If you want to get to know the Gray Jay, plan a picnic in one of Summit County’s high forests. Find a suitable spot, open your lunch bag, sit back and relax. You won’t have to wait long, since they don’t call this bird the ‘Camp Robber’ for nothing. In fact, if you’re willing to share, bold Gray Jays will perch on your hand to snatch most anything offered. Little of this confiscated food is eaten on the spot, though. The jay will grab a morsel and immediately fly back into the trees. It’s not that they’re antisocial; these year-round residents squirrel away lots of groceries to get them through the mountain winter.
Enjoyed both by summer visitors and winter skiers, Gray Jays are found in Summit County throughout the year. Turning their noses up at wimpy migrants, these birds are unmoved by snow and ice, living off their summer caches until spring and picnickers return. Food to be stored is coated with the bird’s sticky saliva, and then hidden in bark crevices or stuck to high tree branches. Displaying incredible memory, Gray Jays return to these innumerable hiding places throughout the bleak winter, surviving on the well-preserved food. One of the jay’s cousins, and another year-round mountain resident, the Clark’s Nutcracker, similarly caches thousands of pine nuts and seeds. Most of these seeds are buried, and although the nutcracker remembers the location of most of these, those that are forgotten are an important part of forest regeneration.

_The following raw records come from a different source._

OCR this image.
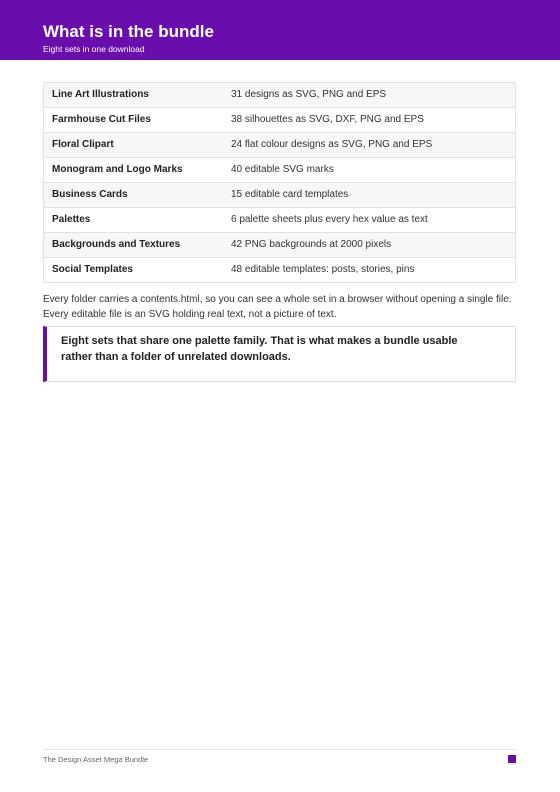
What is in the bundle
Eight sets in one download
Line Art Illustrations	31 designs as SVG, PNG and EPS
Farmhouse Cut Files	38 silhouettes as SVG, DXF, PNG and EPS
Floral Clipart	24 flat colour designs as SVG, PNG and EPS
Monogram and Logo Marks	40 editable SVG marks
Business Cards	15 editable card templates
Palettes	6 palette sheets plus every hex value as text
Backgrounds and Textures	42 PNG backgrounds at 2000 pixels
Social Templates	48 editable templates: posts, stories, pins

Every folder carries a contents.html, so you can see a whole set in a browser without opening a single file. Every editable file is an SVG holding real text, not a picture of text.

Eight sets that share one palette family. That is what makes a bundle usable rather than a folder of unrelated downloads.
The Design Asset Mega Bundle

The Gray Jay and his Relatives
Gray Jays belong to the Corvids, a family that includes crows, ravens, other jays and magpies, as well as the Clark’s Nutcracker, a total of 20 species in North America. Corvids are omnivorous, and although they forage for seeds and insects, Gray Jays also prey on other birds’ eggs and nestlings. One was even seen nabbing an in-flight warbler.
With their large round heads and small bills, Gray Jays look more like overgrown chickadees than other American jays, and in fact belong to a different Corvid group, the only American representative of Old World jays. Lifelong monogamous partners, pairs of Gray Jays share much of family responsibility, and both continue to feed fledglings long after they have left the nest. When first hatched, young are helpless and featherless, hence the familiar phrase, naked as a jay. Unlike many other birds, Gray Jays nest just once each year, and they do it surprisingly early, in March or April, when snow is still deep. This early start easily leaves time for another brood, but experts think the jays’ priority is warehousing food for the coming winter.
Gray Jays also differ from our other birds in a unique sibling rivalry. After the typical three or four young leave the nest, they remain together initially as a family, but a month later, begin fighting until one dominant nestling has driven the others away. The reasons for this behavior are unclear, but it must contribute toward overall survival of the species, rather than diminish it, as one might first think. Even though young jays begin storing food soon out of the nest, their early efforts may be ineffective. If so, they would need to supplement their own caches with parental stores, and eliminating competition would improve the chances of the remaining dominant bird. This is supported by studies that show 80% of displaced nestlings die within the first year.
Originally called the Canada Jay (the scientific name is Perisoreus Canadensis), the Gray Jay was also known as ‘Whiskey Jack.’ This unusual name has nothing to do with liquor. Instead, ‘Whiskey Jack’ is an Anglicized version of ‘wiskedjak’, a creature from Algonquian mythology known, appropriately, for his mischievous pranks. So, all is not lost. These camp robbers might steal your sandwich and chips, but they won’t touch your Jack Daniels.